En terminant son étude, le capitaine Pommer se demande pourquoi tous les soldats allemands détestent et maudissent leur séjour à la caserne. « La cause n’en est nullement, — nous dit-il, — dans une aversion irrésistible pour le métier des armes, mais bien dans l’horreur qu’inspire au soldat le traitement qui lui est infligé de la part de ses chefs. » Et là-dessus j’imagine que plus d’un de mes lecteurs ne pourra s’empêcher de se demander à son tour si, malgré ses assurances contraires, l’ex-capitaine prussien n’a pas rapporté lui-même, de ses longues années de service militaire, des rancunes personnelles qui risquent trop de nuire à l’impartialité de son témoignage. Mais c’est là une crainte que dissiperait assurément la lecture de l’ouvrage entier de M. Pommer, avec l’accent de profonde — et presque naïve — bonne foi qui l’anime.

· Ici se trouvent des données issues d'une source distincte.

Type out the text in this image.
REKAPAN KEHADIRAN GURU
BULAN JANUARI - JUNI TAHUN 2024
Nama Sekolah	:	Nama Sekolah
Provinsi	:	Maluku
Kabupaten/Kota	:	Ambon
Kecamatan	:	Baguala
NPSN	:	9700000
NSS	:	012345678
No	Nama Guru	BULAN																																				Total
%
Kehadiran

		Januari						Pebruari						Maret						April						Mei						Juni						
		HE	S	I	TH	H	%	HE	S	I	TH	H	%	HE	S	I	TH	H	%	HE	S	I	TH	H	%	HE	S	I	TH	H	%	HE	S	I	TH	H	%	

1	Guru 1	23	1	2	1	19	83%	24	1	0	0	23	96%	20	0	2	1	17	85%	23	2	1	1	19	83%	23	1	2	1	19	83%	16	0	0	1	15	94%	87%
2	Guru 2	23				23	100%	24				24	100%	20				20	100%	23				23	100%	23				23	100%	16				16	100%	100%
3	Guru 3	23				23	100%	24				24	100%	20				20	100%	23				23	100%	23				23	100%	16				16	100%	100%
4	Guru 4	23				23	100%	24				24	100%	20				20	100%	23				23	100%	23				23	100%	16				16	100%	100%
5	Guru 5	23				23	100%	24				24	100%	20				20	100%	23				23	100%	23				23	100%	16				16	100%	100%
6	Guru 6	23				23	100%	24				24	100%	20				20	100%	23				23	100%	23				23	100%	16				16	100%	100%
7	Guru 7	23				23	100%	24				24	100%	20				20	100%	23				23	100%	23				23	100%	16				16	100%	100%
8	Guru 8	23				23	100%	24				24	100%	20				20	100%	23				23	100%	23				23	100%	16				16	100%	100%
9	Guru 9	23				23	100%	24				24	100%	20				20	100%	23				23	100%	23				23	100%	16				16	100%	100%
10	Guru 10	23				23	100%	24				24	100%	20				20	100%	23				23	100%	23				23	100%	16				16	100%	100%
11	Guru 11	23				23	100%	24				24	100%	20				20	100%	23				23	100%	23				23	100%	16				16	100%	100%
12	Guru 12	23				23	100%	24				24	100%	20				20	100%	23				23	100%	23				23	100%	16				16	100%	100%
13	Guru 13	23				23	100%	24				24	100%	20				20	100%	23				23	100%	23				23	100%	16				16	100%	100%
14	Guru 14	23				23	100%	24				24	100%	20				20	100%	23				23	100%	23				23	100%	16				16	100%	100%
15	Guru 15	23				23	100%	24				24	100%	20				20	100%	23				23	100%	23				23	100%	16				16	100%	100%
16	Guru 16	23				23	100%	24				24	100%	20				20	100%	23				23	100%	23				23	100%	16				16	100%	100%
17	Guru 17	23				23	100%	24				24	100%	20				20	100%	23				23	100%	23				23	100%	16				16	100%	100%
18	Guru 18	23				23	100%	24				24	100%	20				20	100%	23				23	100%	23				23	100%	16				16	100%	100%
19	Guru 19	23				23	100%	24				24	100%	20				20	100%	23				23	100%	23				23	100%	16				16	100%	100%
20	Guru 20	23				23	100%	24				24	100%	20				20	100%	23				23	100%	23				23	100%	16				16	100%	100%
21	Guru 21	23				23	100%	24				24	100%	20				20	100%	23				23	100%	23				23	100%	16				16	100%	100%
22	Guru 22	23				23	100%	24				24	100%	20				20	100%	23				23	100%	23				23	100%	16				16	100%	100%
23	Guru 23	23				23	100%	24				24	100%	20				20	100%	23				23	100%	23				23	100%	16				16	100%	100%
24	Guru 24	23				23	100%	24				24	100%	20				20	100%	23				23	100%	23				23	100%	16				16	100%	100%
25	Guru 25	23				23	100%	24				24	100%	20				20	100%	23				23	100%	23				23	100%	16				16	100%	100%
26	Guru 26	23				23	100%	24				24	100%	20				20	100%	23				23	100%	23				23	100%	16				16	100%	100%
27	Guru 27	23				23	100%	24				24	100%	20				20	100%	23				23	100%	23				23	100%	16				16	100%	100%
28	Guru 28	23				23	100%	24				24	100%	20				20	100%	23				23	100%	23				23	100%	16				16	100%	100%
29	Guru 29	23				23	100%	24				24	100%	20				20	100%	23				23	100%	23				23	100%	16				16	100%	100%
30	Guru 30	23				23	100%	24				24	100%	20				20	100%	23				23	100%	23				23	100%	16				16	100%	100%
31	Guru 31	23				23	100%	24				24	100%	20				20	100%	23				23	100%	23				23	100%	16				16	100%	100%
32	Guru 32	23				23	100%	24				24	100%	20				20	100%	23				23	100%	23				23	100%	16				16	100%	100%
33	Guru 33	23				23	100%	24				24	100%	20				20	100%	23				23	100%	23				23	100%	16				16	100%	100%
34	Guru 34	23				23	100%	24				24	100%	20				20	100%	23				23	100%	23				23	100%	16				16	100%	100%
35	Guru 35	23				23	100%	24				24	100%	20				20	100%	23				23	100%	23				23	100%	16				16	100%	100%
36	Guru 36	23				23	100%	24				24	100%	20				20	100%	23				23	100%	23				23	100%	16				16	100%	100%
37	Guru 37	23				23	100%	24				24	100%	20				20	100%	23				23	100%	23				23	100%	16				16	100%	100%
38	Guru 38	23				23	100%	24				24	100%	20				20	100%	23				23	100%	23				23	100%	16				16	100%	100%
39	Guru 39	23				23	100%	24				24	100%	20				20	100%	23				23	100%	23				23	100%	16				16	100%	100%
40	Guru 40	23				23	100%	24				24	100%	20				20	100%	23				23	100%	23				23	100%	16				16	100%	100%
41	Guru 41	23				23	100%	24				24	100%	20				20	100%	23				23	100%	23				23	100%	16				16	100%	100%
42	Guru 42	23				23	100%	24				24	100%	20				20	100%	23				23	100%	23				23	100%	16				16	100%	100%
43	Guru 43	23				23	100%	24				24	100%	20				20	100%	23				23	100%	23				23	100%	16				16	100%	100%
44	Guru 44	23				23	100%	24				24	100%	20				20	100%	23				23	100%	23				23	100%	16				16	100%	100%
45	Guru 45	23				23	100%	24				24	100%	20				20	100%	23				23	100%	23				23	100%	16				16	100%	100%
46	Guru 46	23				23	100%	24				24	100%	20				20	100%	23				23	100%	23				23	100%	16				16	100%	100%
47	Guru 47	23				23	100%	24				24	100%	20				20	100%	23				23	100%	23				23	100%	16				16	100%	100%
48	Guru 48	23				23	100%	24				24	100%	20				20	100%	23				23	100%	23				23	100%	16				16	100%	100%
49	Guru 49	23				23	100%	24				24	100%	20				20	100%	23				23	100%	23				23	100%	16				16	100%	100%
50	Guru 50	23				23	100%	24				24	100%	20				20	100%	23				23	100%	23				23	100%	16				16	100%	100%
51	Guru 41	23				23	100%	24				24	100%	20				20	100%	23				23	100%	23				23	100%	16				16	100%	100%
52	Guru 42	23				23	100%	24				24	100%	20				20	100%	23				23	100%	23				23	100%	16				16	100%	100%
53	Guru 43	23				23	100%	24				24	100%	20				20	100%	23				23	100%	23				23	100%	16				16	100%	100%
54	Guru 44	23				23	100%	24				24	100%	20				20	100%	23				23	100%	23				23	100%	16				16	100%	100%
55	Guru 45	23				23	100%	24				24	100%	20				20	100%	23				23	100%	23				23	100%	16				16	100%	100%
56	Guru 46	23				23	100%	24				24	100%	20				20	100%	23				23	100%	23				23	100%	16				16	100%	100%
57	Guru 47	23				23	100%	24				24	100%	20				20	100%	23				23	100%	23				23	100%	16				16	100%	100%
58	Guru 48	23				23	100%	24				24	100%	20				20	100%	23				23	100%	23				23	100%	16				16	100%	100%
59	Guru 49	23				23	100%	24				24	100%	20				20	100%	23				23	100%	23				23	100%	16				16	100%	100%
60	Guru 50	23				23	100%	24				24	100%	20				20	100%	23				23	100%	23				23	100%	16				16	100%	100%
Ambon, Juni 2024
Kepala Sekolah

Sans l’ombre d’un doute, l’auteur de cet ouvrage nous dit vrai en proclamant que « les motifs qui l’inspirent sont d’un caractère tout désintéressé. » Les griefs qu’il a rapportés de la caserne n’ont rien d’égoïste : ils sont le fait d’un homme qui, « passionnément attaché à la carrière des armes, » mais s’en étant formé une conception toute personnelle, s’est senti cruellement déçu en constatant que, de plus en plus, l’armée allemande s’éloignait de sa destination naturelle pour devenir quelque chose comme ce collège de prêtres on nous introduit le libretto de la Flûte Enchantée, une vaste corporation d’initiés s’occupant à célébrer de savans rites inutiles ; et il n’y a pas non plus une des pages de son livre où nous ne percevions l’écho d’une souffrance intime résultant d’une autre déception plus profonde encore, — d’une déception un peu pareille à celle que supposait, tout à l’heure, l’excellent capitaine dans le cœur des « ordonnances » de ses collègues du camp d’Elserborn, « au spectacle d’une horde s’abandonnant sans contrainte à l’élan de son séculaire furor teutonicus ! »

T. de Wyzewa.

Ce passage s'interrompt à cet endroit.